Me hace bastante gracia cuando José Luis Rodríguez Zapatero, Juan Fernando López Aguilar, gente así, presumen de que en casi seis años de legislatura socialista se ha avanzado mucho más que en los ocho anteriores cuando gobernaba el PP. Período en el cual, según los mencionados y también otros del estilo de Fernández de la Vogue, José Blanco, la ínclita Bibiana Aído y la no menos ínclita Leire Pajín -de quien se dice que no le hace caso ni la madre que la parió, y es verdad-, no sólo no se avanzó socialmente en España, sino que incluso se retrocedió.

Ciertamente, y eso también lo ha dicho siempre el pueblo, cada cual cuenta la feria según le ha ido. Porque uno de los grandes logros de los que presume Zapatero, así como esa niña de sus ojos que es la ministra de Igualdad, es la píldora del día después; una pastillita que a partir de hoy se podrá comprar en las farmacias sin receta por unos dieciocho euros. En cambio, para adquirir un antibiótico de baja intensidad con el que aliviar una mera infección de garganta, continuará siendo necesaria una minuta firmada por un facultativo; lo cual me parece bien, aunque me crea bastante trastornos cada vez que debo tratarme una simple infección de garganta.

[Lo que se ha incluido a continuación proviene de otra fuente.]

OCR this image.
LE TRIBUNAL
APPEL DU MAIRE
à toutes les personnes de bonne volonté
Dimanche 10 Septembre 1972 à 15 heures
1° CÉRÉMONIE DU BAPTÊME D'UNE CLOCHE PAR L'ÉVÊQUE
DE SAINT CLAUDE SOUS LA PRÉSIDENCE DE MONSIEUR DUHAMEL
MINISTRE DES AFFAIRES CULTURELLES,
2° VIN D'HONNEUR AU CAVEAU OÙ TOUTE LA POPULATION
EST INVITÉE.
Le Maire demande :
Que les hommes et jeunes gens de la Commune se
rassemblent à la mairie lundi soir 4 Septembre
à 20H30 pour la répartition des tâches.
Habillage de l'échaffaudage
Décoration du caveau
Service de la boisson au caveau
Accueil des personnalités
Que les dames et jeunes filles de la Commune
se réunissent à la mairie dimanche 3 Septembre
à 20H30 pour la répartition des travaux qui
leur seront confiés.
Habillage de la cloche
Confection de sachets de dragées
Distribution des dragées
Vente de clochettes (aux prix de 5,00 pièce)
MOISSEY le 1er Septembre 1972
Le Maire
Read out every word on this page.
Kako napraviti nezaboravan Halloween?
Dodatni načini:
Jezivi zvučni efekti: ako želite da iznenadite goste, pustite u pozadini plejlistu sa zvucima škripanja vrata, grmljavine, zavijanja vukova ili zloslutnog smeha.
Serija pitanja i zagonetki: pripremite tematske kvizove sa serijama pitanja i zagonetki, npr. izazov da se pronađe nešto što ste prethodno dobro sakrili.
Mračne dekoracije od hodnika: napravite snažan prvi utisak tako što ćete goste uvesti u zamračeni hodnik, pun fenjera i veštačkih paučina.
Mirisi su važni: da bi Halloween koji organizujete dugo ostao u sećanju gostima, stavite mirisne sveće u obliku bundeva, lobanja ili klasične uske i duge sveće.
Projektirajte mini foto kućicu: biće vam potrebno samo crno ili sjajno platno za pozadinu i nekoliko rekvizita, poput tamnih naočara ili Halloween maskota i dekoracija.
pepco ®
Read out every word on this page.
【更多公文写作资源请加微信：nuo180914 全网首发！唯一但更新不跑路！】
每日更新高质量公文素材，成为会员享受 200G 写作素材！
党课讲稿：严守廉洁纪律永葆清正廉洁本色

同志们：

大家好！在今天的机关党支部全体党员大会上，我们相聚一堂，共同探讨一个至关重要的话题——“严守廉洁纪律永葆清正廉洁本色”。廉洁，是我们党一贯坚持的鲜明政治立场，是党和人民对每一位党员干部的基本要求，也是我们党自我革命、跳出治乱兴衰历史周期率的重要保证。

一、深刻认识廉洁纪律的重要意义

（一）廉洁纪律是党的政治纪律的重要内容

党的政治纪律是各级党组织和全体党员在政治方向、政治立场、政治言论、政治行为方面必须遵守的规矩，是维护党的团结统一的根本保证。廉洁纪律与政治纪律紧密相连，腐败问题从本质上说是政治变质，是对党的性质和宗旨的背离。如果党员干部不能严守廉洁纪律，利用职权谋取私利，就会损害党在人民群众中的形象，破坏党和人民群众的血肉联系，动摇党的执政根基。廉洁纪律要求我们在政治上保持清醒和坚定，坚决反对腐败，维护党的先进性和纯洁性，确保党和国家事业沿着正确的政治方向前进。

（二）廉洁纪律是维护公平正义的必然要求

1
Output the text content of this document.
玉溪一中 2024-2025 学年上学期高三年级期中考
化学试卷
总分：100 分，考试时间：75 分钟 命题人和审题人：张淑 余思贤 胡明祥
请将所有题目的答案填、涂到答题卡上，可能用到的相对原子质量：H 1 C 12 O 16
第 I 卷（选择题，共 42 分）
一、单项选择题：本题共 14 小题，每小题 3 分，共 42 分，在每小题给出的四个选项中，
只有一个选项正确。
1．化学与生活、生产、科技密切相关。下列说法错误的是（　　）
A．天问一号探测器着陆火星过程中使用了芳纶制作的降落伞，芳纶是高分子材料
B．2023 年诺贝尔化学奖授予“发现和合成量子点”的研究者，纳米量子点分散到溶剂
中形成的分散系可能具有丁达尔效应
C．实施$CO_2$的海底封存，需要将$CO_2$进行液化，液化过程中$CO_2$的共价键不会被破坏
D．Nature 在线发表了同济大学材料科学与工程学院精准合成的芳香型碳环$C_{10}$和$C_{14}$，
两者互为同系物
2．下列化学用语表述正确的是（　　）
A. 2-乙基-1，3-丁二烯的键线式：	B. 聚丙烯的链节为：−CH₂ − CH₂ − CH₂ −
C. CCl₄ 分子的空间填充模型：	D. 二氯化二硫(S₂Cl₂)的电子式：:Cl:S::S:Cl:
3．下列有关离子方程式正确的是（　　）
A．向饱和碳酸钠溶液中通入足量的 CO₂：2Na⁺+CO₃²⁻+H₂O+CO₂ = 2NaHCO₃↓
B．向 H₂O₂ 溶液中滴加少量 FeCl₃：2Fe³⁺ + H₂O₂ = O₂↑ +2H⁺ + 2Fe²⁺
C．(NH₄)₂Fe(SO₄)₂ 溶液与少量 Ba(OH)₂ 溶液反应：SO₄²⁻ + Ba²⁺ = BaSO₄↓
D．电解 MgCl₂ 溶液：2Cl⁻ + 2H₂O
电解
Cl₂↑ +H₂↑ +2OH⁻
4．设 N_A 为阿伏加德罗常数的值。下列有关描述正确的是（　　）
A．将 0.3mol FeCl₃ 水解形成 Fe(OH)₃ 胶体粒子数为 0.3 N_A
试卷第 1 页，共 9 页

No voy a rasgarme las vestiduras por que a partir de hoy cualquier mujer, incluso cualquier chica de 14 ó 15 años, tenga a sus manos un recurso para no vivir con el alma en vilo durante dos semanas, después de darse un revolcón sin protegerse con cualquier maromo que se le haya puesto delante y le haya apetecido, pues en el fondo es eso de lo que se trata. No voy a rasgarme las vestiduras porque incurriría de lleno en el cinismo. Tanto quien escribe esto como quienes lo están leyendo hubiesen deseado que la polémica pildorita existiese en otros tiempos desgraciadamente ya pretéritos. El debate no se centra en casos personales de apremiante urgencia -que, como digo, los ha experimentado casi todo el mundo, bien personalmente, bien en el ámbito de la pareja-, sino en los límites morales del camino que hemos elegido. Ya sé que hablar de moralidad suena a discurso obsoleto. Lo decía un profesor y miembro del Consejo Escolar de Canarias, a quien entrevisté el viernes en un programa de EL DÍA Televisión: "es muy difícil educar a unos chicos en un aula, cuando la sociedad, y a veces su entorno familiar, les inculcan otros valores". Valores que no constituyen ningún valor, subrayo por mi parte, porque hoy lo que impera es "coge el dinero y corre" extendido a cualquier actividad: coge el placer y corre, rechaza el esfuerzo y corre y, en definitiva, diviértete y corre.

¿Es esto un logro social como lo presentan los voceros progres? Si aspiramos a una sociedad ligera, superficial, indolente, egoísta y, en definitiva, hedonista al cien por cien, indudablemente sí. En ese caso resulta indiscutible que hemos elegido el camino directo. Pero las sociedades del placer siempre han acabado mal. Les sucedió a los romanos, a los griegos antes que a los romanos y nos ocurrirá a nosotros. Porque las normas morales, la renuncia explícita al todo vale -al culto al instante- no son una imposición sádica o masoquista; son los muros de contención que han ido construyendo, siglo tras siglo, las sociedades civilizadas para no sucumbir ahogadas por su propia hediondez.